Note: Authority cited: Sections 208(a) and 1275, Health and Safety Code. Reference: Section 1276, Health and Safety Code.
History
1. Amendment filed 6-15-89 as an emergency; operative 6-15-89 (Register 89, No. 25). A Certificate of Compliance must be transmitted to OAL within 120 days or emergency language will be repealed on 10-13-89.
2. Certificate of Compliance as to 6-15-89 order transmitted to OAL on 10-13-89 and disapproved by OAL on 11-13-89 (Register 89, No. 46).

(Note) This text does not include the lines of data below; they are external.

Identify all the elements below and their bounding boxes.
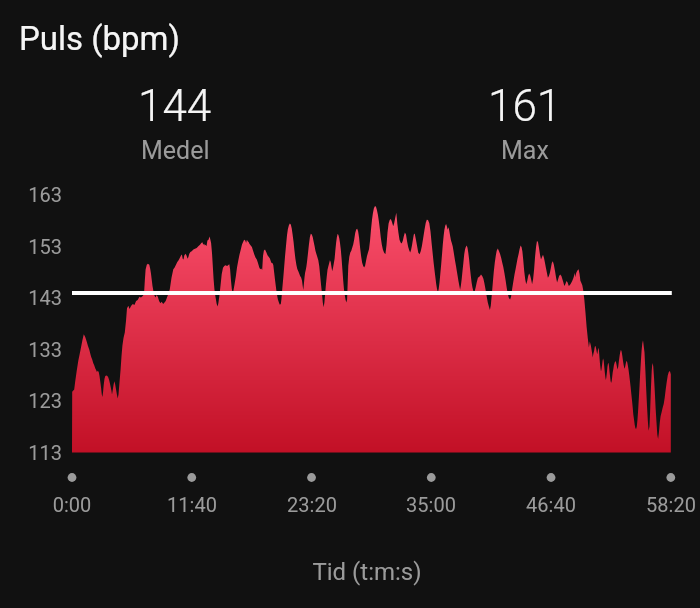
staticText: 163 [0, 183, 62, 206]
button[interactable]: 161 [350, 80, 700, 161]
staticText: Puls (bpm) [19, 19, 181, 58]
staticText: Max [501, 136, 549, 165]
staticText: 113 [0, 441, 62, 464]
staticText: Medel [141, 136, 210, 165]
staticText: 0:00 [27, 493, 117, 516]
staticText: 46:40 [506, 493, 596, 516]
staticText: Tid (t:m:s) [267, 558, 467, 586]
button[interactable]: 144 [0, 80, 350, 161]
staticText: 35:00 [386, 493, 476, 516]
staticText: 58:20 [626, 493, 700, 516]
button[interactable]: Pulsdiagram [72, 194, 671, 453]
staticText: 23:20 [267, 493, 357, 516]
staticText: 143 [0, 286, 62, 309]
staticText: 133 [0, 338, 62, 361]
staticText: 153 [0, 235, 62, 258]
staticText: 161 [488, 80, 562, 132]
staticText: 123 [0, 389, 62, 412]
staticText: 11:40 [147, 493, 237, 516]
staticText: 144 [138, 80, 212, 132]
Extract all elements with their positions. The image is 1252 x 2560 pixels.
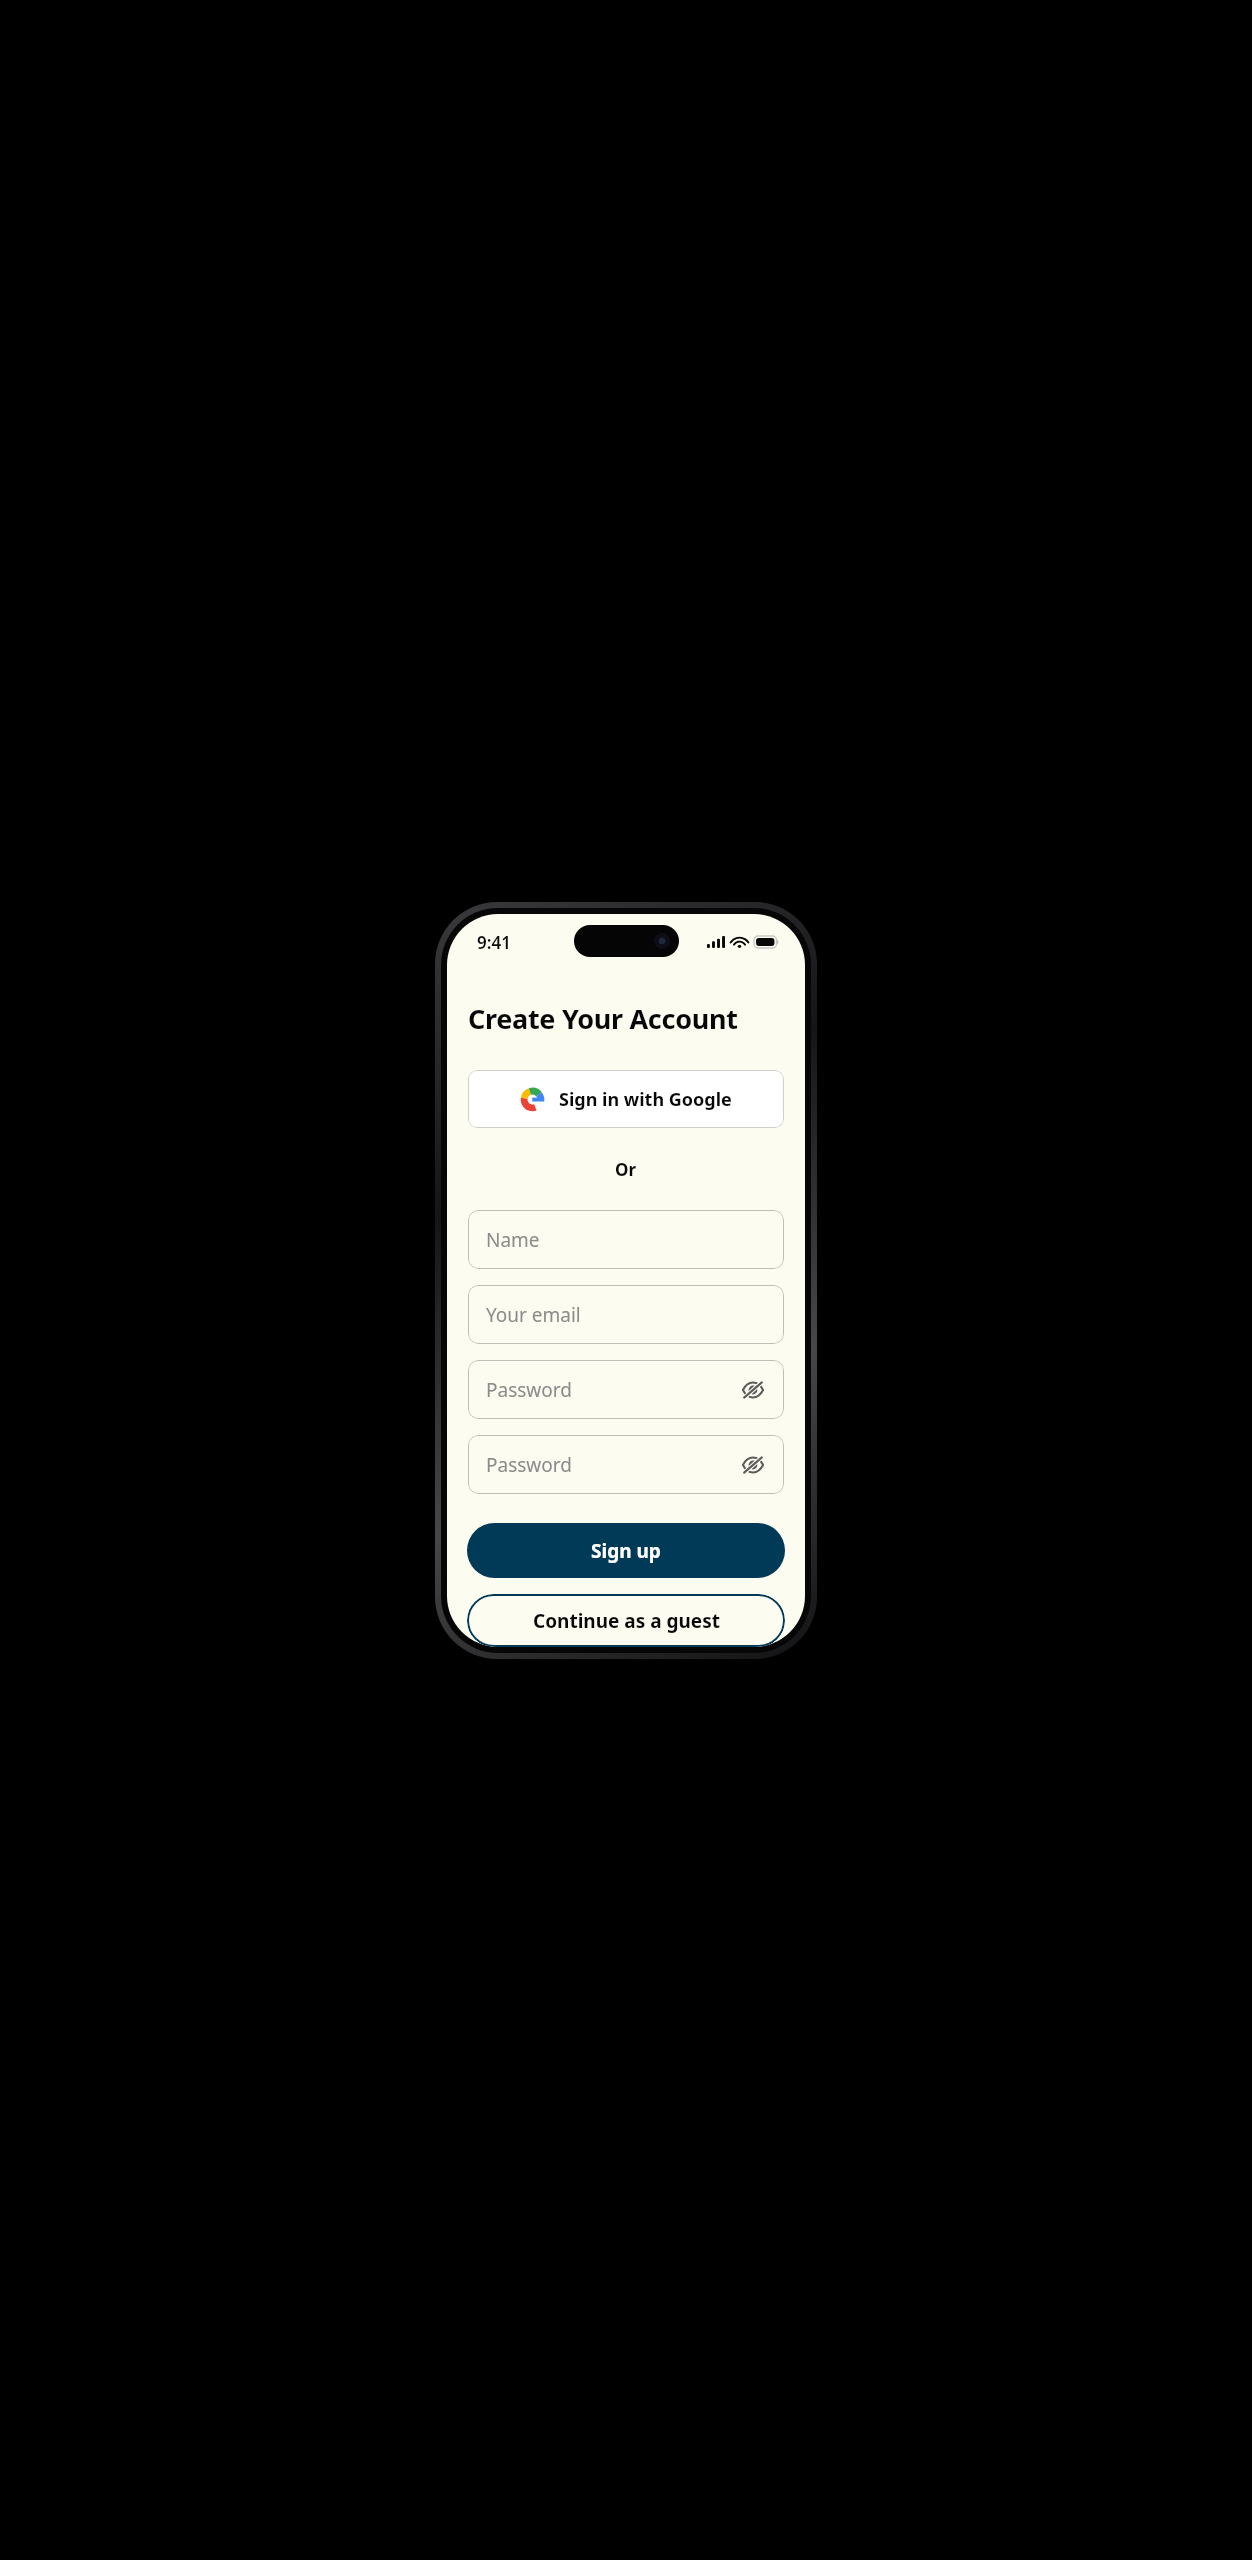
staticText: Continue as a guest xyxy=(533,1608,720,1634)
staticText: 9:41 xyxy=(477,931,511,954)
button[interactable]: Sign up xyxy=(467,1523,785,1578)
staticText: Your email xyxy=(486,1302,581,1328)
button[interactable]: Continue as a guest xyxy=(467,1594,785,1647)
button[interactable]: Name xyxy=(468,1210,784,1269)
staticText: Or xyxy=(615,1158,637,1181)
staticText: Password xyxy=(486,1452,572,1478)
staticText: Name xyxy=(486,1227,540,1253)
button[interactable]: Show password xyxy=(740,1452,766,1478)
staticText: Sign in with Google xyxy=(559,1087,732,1112)
button[interactable]: Password xyxy=(468,1435,784,1494)
staticText: Create Your Account xyxy=(468,1000,738,1037)
button[interactable]: Password xyxy=(468,1360,784,1419)
button[interactable]: Your email xyxy=(468,1285,784,1344)
button[interactable]: Sign in with Google xyxy=(468,1070,784,1128)
staticText: Sign up xyxy=(591,1538,661,1564)
button[interactable]: Show password xyxy=(740,1377,766,1403)
staticText: Password xyxy=(486,1377,572,1403)
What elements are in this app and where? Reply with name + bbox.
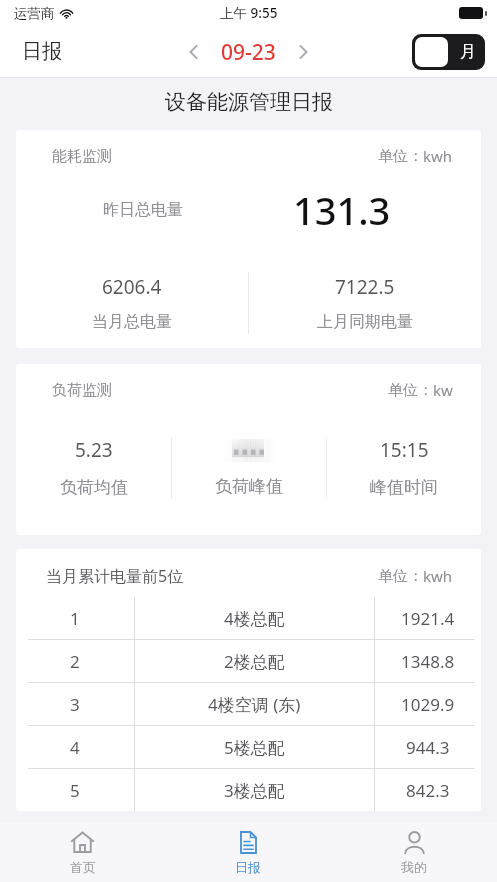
staticText: 3: [70, 693, 80, 716]
staticText: 上午 9:55: [220, 4, 278, 22]
staticText: 4楼总配: [224, 607, 285, 630]
staticText: 月: [460, 42, 476, 62]
staticText: 日报: [22, 39, 62, 64]
staticText: 944.3: [406, 736, 450, 759]
staticText: 2: [70, 650, 80, 673]
staticText: 5楼总配: [224, 736, 285, 759]
staticText: 842.3: [406, 779, 450, 802]
staticText: 1921.4: [401, 607, 455, 630]
button[interactable]: 首页: [0, 822, 165, 882]
staticText: 131.3: [293, 184, 391, 236]
staticText: 峰值时间: [370, 477, 438, 498]
staticText: kwh: [423, 566, 453, 586]
staticText: 昨日总电量: [103, 200, 183, 220]
button[interactable]: 下一天: [286, 35, 320, 69]
staticText: 09-23: [221, 38, 276, 67]
staticText: 当月总电量: [92, 312, 172, 332]
staticText: 1029.9: [401, 693, 455, 716]
staticText: 能耗监测: [52, 147, 112, 166]
staticText: 负荷均值: [60, 477, 128, 498]
staticText: 设备能源管理日报: [165, 89, 333, 115]
staticText: 运营商: [14, 5, 55, 22]
staticText: 1348.8: [401, 650, 455, 673]
staticText: 负荷峰值: [215, 476, 283, 497]
button[interactable]: 5: [16, 769, 481, 811]
button[interactable]: 1: [16, 597, 481, 639]
button[interactable]: 日报: [165, 822, 331, 882]
staticText: 日报: [235, 859, 261, 875]
button[interactable]: 上一天: [177, 35, 211, 69]
staticText: 6206.4: [102, 274, 162, 300]
staticText: 单位：: [378, 147, 423, 166]
staticText: 3楼总配: [224, 779, 285, 802]
staticText: 5.23: [75, 437, 113, 463]
staticText: 7122.5: [335, 274, 395, 300]
staticText: 4楼空调 (东): [208, 693, 301, 716]
button[interactable]: 4: [16, 726, 481, 768]
button[interactable]: 2: [16, 640, 481, 682]
staticText: 上月同期电量: [317, 312, 413, 332]
staticText: 单位：: [388, 381, 433, 400]
button[interactable]: 月: [412, 34, 485, 70]
staticText: kwh: [423, 146, 453, 166]
staticText: 5: [70, 779, 80, 802]
staticText: 15:15: [380, 437, 429, 463]
staticText: 负荷监测: [52, 381, 112, 400]
staticText: 1: [70, 607, 80, 630]
staticText: 当月累计电量前5位: [46, 565, 184, 587]
staticText: 我的: [401, 859, 427, 875]
staticText: 4: [70, 736, 80, 759]
staticText: 首页: [70, 859, 96, 875]
staticText: kw: [433, 380, 453, 400]
staticText: 2楼总配: [224, 650, 285, 673]
staticText: 单位：: [378, 567, 423, 586]
button[interactable]: 3: [16, 683, 481, 725]
button[interactable]: 我的: [331, 822, 497, 882]
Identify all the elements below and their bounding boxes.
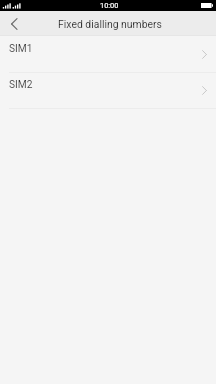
staticText: SIM2 bbox=[9, 79, 33, 91]
button[interactable]: Back bbox=[0, 11, 28, 36]
button[interactable]: SIM1 bbox=[0, 36, 216, 72]
staticText: SIM1 bbox=[9, 43, 33, 55]
button[interactable]: SIM2 bbox=[0, 72, 216, 108]
staticText: Fixed dialling numbers bbox=[58, 18, 162, 30]
staticText: 10:00 bbox=[100, 1, 119, 10]
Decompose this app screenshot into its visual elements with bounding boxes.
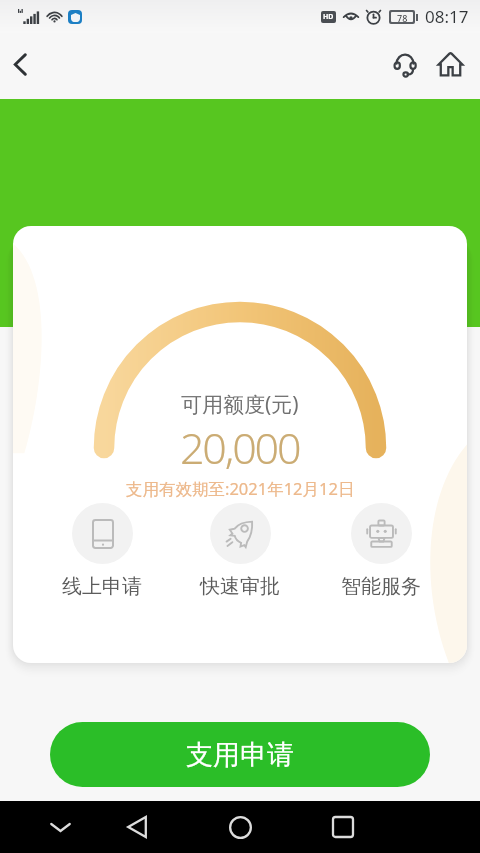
button[interactable]: 线上申请	[52, 503, 152, 599]
staticText: 支用申请	[186, 738, 294, 772]
staticText: 可用额度(元)	[181, 390, 299, 419]
button[interactable]: 支用申请	[50, 722, 430, 787]
button[interactable]: 智能服务	[331, 503, 431, 599]
staticText: 智能服务	[341, 574, 421, 599]
button[interactable]: Back	[115, 805, 159, 849]
staticText: 快速审批	[200, 574, 280, 599]
button[interactable]: Home	[218, 805, 262, 849]
button[interactable]: Back	[2, 47, 37, 82]
staticText: HD	[323, 12, 334, 22]
staticText: 08:17	[425, 5, 469, 28]
staticText: 支用有效期至:2021年12月12日	[126, 477, 355, 500]
staticText: 20,000	[180, 418, 300, 477]
button[interactable]: 快速审批	[190, 503, 290, 599]
staticText: 78	[397, 12, 408, 22]
staticText: 线上申请	[62, 574, 142, 599]
button[interactable]: Home	[437, 51, 464, 78]
button[interactable]: Customer service	[392, 52, 418, 78]
button[interactable]: Recent apps	[321, 805, 365, 849]
button[interactable]: Hide keyboard	[38, 805, 82, 849]
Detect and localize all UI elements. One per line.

3. Amendment refiled 11-16-89 as an emergency; operative 11-16-89 (Register 89, No. 46). A Certificate of Compliance must be transmitted to OAL within 120days or the section will be reinstated as it existed prior to the emergency on 3-16-90.
4. Certificate of Compliance as to 11-16-89 order including amendment of subsection (f) transmitted to OAL 3-15-90 and filed 4-16-90 (Register 90, No. 17).
5. Editorial correction of subsection (a) (Register 95, No. 25).
This database is current through 5/3/24 Register 2024, No. 18.